Canal 6
- Country: Costa Rica

Programming
- Picture format: 1080i HDTV

Ownership
- Owner: Repretel (Albavision)
- Sister channels: Canal 4 Canal 11 CDR 2

History
- Launched: September 12, 1965; 60 years ago
- Former names: Telecentro Canal 6 (1965-1995)

Availability

Terrestrial
- Digital VHF: Channel 6.1

= Repretel 6 =

Canal 6 (previously known as Telecentro) is a private Costa Rican television channel, owned and operated by Repretel. It is the flagship TV station of the media group.

==History==
The channel was founded on September 12, 1965 as Telecentro Canal 6, led by Costa Rican and Panamanian investors, led by Mario Sotela Pacheco and support from the US network NBC. Early in its history it also had shares from Spanish company Movierecord. The station would become the main competitor of Teletica and had an agreement with Mexican network Televisa to air its programming.

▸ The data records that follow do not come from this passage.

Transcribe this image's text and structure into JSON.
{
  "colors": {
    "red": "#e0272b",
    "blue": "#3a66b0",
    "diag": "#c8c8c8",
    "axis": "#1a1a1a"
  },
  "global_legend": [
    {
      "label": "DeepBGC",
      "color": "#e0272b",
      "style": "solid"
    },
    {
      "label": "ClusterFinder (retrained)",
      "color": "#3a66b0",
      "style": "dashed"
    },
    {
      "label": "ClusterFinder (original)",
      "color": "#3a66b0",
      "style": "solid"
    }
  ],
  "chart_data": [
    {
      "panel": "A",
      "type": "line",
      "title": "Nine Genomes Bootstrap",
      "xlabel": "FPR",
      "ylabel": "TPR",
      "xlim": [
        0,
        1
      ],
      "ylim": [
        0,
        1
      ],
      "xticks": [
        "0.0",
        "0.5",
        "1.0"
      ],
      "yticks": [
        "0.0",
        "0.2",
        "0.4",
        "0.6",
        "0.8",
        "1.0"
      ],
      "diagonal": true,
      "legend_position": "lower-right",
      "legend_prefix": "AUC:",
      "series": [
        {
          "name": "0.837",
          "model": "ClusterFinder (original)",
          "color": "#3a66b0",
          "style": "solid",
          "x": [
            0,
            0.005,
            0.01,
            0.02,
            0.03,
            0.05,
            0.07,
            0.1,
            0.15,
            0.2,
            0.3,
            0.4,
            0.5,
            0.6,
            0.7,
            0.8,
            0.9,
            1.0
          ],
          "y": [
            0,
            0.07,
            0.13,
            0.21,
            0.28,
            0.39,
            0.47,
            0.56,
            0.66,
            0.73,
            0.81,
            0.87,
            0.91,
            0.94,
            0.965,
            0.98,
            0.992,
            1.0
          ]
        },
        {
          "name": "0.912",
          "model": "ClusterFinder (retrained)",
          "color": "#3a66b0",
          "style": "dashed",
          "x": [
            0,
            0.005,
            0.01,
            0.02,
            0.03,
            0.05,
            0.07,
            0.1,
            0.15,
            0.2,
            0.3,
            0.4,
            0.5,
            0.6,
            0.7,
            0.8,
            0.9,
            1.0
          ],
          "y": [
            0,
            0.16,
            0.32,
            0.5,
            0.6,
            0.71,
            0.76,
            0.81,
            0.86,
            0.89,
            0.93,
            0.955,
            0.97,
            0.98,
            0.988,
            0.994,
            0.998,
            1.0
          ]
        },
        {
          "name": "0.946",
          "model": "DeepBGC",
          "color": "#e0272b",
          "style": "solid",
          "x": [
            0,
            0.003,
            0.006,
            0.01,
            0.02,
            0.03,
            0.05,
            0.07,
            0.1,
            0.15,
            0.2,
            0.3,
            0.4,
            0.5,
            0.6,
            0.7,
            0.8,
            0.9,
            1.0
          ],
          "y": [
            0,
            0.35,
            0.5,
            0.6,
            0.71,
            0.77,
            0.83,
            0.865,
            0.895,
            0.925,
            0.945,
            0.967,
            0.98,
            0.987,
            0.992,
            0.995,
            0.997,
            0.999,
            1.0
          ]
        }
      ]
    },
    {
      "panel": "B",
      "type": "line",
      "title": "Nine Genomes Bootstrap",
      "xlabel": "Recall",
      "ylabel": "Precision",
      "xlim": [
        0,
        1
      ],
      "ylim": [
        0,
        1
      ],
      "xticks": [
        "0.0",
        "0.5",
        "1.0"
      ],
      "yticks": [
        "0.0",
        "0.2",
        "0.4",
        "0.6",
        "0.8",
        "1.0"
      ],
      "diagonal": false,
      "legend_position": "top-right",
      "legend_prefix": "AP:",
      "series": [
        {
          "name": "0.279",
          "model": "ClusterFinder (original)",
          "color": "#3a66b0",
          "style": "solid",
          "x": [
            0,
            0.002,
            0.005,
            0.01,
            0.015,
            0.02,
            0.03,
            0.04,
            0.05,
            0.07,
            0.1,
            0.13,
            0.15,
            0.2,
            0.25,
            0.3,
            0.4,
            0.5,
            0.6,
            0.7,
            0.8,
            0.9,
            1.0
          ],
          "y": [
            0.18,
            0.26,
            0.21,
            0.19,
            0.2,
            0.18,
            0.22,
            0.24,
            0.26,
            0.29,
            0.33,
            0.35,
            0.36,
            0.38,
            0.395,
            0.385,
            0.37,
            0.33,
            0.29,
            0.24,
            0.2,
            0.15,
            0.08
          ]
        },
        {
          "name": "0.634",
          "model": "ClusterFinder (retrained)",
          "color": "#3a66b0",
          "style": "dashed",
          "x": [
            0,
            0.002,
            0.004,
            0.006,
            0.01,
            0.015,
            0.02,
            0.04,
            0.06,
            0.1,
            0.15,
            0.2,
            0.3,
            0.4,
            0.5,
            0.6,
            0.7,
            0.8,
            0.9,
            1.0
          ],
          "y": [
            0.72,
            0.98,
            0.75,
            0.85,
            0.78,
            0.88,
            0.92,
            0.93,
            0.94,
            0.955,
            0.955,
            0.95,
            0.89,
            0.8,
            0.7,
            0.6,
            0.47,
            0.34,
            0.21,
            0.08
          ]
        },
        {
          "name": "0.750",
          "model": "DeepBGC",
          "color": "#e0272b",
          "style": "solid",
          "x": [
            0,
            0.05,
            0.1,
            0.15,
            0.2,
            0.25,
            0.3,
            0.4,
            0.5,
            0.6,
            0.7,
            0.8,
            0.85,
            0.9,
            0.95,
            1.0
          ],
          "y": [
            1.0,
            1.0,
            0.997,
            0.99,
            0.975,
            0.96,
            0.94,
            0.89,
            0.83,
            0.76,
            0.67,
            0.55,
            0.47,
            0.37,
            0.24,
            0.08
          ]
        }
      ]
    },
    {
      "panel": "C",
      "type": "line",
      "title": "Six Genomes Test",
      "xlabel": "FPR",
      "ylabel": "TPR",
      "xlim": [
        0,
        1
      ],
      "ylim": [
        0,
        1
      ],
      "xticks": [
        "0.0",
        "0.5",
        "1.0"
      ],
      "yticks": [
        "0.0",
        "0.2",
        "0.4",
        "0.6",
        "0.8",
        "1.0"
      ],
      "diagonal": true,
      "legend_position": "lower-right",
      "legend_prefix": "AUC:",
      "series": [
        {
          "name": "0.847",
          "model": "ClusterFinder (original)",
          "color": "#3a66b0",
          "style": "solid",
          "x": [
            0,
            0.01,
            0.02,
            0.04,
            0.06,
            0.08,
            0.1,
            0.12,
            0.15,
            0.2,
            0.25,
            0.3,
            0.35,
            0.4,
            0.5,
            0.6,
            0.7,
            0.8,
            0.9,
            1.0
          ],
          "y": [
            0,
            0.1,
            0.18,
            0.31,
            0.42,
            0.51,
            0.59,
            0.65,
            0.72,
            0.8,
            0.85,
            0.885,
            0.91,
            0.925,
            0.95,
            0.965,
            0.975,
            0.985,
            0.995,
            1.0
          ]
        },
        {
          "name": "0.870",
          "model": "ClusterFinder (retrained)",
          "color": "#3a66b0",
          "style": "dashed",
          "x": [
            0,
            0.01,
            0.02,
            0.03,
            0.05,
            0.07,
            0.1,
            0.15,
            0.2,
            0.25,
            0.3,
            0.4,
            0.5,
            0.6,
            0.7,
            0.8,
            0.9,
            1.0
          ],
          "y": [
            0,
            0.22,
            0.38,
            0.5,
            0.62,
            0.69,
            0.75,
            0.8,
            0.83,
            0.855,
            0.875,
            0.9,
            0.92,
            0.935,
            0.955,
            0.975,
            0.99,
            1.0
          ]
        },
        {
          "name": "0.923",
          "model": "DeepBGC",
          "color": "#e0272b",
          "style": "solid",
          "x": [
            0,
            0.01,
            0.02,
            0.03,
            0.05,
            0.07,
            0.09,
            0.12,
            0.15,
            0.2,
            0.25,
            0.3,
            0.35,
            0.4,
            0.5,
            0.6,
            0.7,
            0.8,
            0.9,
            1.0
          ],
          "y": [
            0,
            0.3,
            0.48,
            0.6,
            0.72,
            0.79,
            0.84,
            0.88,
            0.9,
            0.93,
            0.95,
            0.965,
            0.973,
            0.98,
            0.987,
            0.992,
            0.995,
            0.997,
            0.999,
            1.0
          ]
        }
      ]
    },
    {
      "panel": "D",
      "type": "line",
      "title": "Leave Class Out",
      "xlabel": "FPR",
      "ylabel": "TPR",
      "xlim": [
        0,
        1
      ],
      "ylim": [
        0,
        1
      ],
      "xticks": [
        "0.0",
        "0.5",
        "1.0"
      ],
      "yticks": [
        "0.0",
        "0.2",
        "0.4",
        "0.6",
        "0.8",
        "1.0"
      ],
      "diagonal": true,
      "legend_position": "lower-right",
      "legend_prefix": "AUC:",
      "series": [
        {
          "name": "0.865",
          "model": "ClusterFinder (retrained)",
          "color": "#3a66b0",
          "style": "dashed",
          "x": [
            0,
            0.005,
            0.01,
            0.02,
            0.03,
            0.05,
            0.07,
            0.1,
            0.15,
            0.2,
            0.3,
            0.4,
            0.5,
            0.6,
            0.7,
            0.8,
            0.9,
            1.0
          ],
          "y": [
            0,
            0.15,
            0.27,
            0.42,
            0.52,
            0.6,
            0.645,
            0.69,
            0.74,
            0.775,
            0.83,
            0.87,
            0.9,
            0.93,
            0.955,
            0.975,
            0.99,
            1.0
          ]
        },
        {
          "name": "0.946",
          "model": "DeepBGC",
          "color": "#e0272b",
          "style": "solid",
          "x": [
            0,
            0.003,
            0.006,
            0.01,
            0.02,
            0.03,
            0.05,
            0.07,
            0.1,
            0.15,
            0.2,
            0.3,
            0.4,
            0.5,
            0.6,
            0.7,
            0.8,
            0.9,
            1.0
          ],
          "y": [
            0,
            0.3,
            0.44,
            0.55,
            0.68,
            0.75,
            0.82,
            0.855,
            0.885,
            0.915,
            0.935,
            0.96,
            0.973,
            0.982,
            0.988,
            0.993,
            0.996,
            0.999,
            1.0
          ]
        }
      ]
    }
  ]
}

In 1976, the station launched its newscast (Notiseis). By then it had bought Telesistema Nacional (channel 2) and made it a partial relayer of Telecentro, which remained this way until 1982.

In 1995 under tough TV market conditions, the Corporación Costarricense de Televisión of the Sotela family, decided to lease the TV station to Repretel for 10 years. Its largest shareholder, Mario Sotela Blen, became a part of Repretel 6's directive as a "commercial associate". By 2007, the lease ended, and Repretel bought the station, ending the rumors of Telecentro Canal 6's comeback. It became the third owned and operated station of the group and flagship of the other two.

==Programming==
Main programming consists of imported shows and soap operas from Univision and Telemundo, also has three daily news programs and carries sports programming of the network, especially Liga Deportiva Alajuelense, Club Sport Herediano, Costa Rica national football team and Fifa World Cup football games.